SBK 2018. Le novità del mercato piloti e team

- A Magny Cours potrebbero andare in porto alcune delle trattative delle quali si parla da tempo. Nell’attesa vediamo cosa bolle in pentola
SBK 2018. Le novità del mercato piloti e team

Il tempo passa ma la situazione del mercato Superbike resta alquanto nebulosa. In attesa del round di Magny Cours abbiamo interpellato piloti, team manager e addetti ai lavori. Tante trattative, ma ancora niente di certo, e soprattutto nessuno ha ancora messo nero su bianco, fatta eccezione ovviamente per i team ufficiali Yamaha, Kawasaki e Ducati e per il team Pedercini, che hanno già comunicato i loro piloti 2019.  Vediamo allora qual è la situazione attuale


Team GRT Yamaha

Il team GRT Yamaha sarà la seconda squadra della Casa dei tre diapason in Superbike. Disporrà di due R1, in tutto e per tutto simili a quelle del team ufficiale. La scelta dei piloti sarà fatta direttamente dal Giappone, dove vorrebbero portare nella classe regina due dei piloti che l’hanno rappresentata nel mondiale Supersport. I nomi sono tre : Cortese, Caricasulo o Mahias. Da parte del team (al debutto assoluto nella classe regina) c’è però la richiesta di avere almeno un pilota esperto che abbia già corso in Superbike. Se la richiesta verrà accettata (ma non è detto) il pilota proveniente dalla SS (i favoriti sono il nostro Caricasulo e Cortese) potrebbe essere affiancato da uno tra Laverty, Sykes o Savadori, che vista l’età potrebbe essere il giusto compromesso tra gioventù ed esperienza e accontentare quindi entrambe le parti.

 

Team Barni Racing

La squadra di Marco Barnabò resterà ovviamente nell’orbita Ducati, portando in pista una delle nuove Panigale V4. L’incertezza è legata solo al nome del pilota. Proseguono le trattative tra il manager bergamasco ed il suo attuale pilota Xavi Forés, ma è sempre più forte la possibilità che sia Michael Ruben Rinaldi a sostituire lo spagnolo. Il rampollo di Casa Ducati è sempre nelle grazie dello sponsor Aruba, che non ha più intenzione di tenere in piedi lo junior team ma nello stesso tempo cerca una sistemazione per il suo giovane pilota.
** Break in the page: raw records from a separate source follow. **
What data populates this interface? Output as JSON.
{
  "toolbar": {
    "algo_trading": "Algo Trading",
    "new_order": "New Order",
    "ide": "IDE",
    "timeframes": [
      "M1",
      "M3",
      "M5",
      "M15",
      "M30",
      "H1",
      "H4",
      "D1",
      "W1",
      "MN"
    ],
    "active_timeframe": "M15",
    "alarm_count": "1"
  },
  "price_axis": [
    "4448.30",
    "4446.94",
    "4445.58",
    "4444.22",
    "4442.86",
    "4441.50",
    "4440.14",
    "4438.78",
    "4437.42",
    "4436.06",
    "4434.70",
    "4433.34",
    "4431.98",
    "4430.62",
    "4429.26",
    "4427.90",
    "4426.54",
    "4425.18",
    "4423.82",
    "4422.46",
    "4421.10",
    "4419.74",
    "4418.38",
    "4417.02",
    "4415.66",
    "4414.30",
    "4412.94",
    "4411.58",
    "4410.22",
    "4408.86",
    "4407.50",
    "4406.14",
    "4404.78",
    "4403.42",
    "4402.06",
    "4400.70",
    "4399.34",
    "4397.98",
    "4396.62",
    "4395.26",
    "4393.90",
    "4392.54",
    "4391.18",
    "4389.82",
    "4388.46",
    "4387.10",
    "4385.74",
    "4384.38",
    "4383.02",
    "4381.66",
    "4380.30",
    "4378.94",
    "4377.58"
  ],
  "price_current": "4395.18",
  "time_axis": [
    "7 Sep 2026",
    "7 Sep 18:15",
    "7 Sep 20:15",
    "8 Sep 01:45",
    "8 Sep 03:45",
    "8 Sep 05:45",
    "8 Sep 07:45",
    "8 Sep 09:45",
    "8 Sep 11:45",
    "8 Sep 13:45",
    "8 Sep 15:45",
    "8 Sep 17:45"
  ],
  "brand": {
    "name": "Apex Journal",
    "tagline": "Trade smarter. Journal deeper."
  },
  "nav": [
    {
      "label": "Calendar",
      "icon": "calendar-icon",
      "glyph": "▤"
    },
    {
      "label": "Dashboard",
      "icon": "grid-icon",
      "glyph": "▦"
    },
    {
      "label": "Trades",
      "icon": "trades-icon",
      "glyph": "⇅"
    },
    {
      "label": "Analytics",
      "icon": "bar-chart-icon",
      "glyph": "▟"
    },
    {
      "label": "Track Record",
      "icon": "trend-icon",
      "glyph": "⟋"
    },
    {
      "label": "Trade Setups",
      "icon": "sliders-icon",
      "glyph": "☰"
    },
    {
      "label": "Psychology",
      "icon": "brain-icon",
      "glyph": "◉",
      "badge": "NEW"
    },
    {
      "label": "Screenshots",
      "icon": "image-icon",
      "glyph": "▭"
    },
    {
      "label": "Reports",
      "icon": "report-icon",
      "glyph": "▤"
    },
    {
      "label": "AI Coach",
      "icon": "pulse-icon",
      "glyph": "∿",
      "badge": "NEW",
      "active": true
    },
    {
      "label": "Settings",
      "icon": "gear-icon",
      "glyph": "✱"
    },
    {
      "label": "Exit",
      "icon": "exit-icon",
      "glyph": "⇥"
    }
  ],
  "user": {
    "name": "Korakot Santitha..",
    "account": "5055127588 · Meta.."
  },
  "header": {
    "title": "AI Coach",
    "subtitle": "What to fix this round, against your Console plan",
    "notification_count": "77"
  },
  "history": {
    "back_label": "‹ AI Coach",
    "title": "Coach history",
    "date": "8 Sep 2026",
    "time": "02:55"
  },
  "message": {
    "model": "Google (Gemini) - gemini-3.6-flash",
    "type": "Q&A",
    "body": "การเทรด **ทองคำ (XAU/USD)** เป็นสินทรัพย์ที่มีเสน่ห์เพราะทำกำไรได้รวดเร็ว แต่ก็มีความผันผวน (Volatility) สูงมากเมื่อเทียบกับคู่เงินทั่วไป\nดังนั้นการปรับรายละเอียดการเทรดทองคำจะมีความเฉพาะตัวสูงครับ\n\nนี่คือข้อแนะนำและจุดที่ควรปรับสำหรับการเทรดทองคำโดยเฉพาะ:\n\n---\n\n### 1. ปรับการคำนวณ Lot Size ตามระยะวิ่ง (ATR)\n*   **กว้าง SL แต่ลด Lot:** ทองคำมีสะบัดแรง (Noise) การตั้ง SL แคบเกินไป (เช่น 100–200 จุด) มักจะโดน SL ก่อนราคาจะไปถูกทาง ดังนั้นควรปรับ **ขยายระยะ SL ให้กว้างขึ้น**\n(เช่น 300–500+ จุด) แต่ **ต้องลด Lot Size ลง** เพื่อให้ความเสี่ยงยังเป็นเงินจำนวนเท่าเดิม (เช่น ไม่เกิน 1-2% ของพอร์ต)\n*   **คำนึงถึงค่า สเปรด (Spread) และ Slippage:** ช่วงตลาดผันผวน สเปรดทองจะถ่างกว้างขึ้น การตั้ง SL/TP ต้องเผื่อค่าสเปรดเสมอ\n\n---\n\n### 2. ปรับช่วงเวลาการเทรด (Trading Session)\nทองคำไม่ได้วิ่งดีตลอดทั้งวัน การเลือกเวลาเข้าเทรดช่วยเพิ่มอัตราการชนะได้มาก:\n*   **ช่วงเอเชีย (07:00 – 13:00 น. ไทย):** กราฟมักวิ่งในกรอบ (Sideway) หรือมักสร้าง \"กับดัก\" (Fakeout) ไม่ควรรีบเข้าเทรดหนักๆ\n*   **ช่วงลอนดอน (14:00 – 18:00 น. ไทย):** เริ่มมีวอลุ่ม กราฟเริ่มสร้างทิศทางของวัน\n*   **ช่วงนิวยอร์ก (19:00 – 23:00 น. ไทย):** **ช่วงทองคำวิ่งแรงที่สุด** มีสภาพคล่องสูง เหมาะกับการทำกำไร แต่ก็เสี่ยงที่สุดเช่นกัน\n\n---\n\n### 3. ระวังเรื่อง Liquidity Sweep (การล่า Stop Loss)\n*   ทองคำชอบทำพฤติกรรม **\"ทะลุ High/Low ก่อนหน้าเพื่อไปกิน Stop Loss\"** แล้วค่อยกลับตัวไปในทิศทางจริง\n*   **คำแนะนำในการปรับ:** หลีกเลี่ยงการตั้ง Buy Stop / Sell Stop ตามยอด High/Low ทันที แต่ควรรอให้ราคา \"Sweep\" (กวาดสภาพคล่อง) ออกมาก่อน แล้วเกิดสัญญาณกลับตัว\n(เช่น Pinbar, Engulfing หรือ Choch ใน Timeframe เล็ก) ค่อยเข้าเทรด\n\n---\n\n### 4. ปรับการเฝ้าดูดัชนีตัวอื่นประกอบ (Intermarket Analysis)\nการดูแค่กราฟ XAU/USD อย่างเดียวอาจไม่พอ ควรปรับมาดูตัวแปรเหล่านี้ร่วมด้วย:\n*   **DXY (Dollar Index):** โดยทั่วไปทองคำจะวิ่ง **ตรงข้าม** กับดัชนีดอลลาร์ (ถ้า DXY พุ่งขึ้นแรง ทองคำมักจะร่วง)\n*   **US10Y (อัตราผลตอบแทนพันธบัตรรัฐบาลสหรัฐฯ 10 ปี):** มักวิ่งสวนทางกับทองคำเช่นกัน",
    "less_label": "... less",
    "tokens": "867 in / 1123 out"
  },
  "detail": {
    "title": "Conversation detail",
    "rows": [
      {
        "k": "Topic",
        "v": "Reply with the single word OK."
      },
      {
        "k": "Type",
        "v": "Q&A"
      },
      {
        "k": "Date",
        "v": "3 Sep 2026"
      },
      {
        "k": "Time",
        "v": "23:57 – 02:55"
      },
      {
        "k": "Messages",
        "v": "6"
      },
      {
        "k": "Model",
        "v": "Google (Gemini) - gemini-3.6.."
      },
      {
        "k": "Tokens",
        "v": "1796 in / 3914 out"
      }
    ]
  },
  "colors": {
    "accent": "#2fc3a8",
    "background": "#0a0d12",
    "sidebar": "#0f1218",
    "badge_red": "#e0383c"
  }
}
In molti hanno bussato alla porta del team Barni, ma l’impressione è che alla fine il prescelto sarà uno tra Rinaldi e Forés.

 

Team Althea Racing

Si profila un ritorno alle origini per la squadra di Genesio Bevilacqua. “Si, ho chiesto alla Ducati la possibilità di acquistare due V4 per la prossima stagione” ci ha dichiarato l’imprenditore di Civita Castellana, che crede nel potenziale della nuova moto di Borgo Panigale. “Certamente avrà bisogno di tempo per diventare competitiva – ha proseguito Genesio – ma disponiamo delle capacità tecniche e del budget necessari per portare in alto la V4”. Dopo i contatti con la Suzuki, che non ha mai dimostrato di volersi impegnare in Superbike, e dopo aver preso atto che la BMW non intende investire quanto serve per poter competere ad alti livelli in Superbike, il team Althea vuole ripartire da dove aveva iniziato, per tornare ad ottenere i risultati che gli competono. I piloti saranno gli stessi di quest’anno: Loris Baz e il giovane Alessandro Delbianco, nel quale Bevilacqua crede moltissimo, nonostante gli alterni risultati di quest’anno nell’Europeo Stock 1000.

 

Team SMR Milwaukee

Prima di scegliere i propri piloti, la squadra di Shaun Muir deve decidere a quale campionato intende partecipare e con quale moto. Se deciderà di restare in Superbike senza cedere alle lusinghe degli organizzatori del BSB, il team inglese dovrà scegliere tra Aprilia, Ducati e BMW. Se la Casa di Noale vorrà restare in Superbike sa che dovrà formulare una richiesta economica nettamente inferiore a quella che ha incassato quest’anno dal team Milwaukee. In caso contrario la scelta di Muir cadrà sulla nuova Ducati V4. La casa di Borgo Panigale è già stata interpellata dal manager inglese, che vuole sapere se esiste la possibilità di schierare due V4 con la livrea Milwaukee nel prossimo campionato, e a quali costi. L’ultima alternativa riguarderebbe la BMW. Terminato il suo rapporto con il team Althea, la casa tedesca ha comunque bisogno di una squadra che porti in pista la nuova versione della S1000RR, che verrà presentata al prossimo salone Eicma ad inizio novembre. La trattativa con il team SMR è stata avviata, così come quella con il team Alpha Racing-Van Zon, la squadra che quest’anno ha schierato Markus Reiterberger (pilota da sempre nel cuore dell’azienda tedesca) nella Stock 1000.
 

Tornando al team Milwaukee, la scelta dei piloti dipenderà ovviamente dalle mote che verranno utilizzate. Se dovesse restare con Aprilia, potrebbero essere riconfermati Laverty e Savadori, che conoscono meglio di ogni altro la RSV4. Se invece dovesse passare alla Ducati o alla BMW i prescelti potrebbero essere il già citato Reiterberger, Tom Sykes, pilota molto gradito al team inglese per la sua capacità di sviluppare una nuova moto, o lo stesso Laverty.

 

Team Honda Red Bull Ten Kate e Triple M

La grande novità in Casa Honda è che finalmente il maggior produttore di moto al mondo ha deciso di incrementare il proprio impegno in Superbike. Un maggior coinvolgimento che avverrà per gradi, e che gioverà sia al team olandese che quello satellite Triple M.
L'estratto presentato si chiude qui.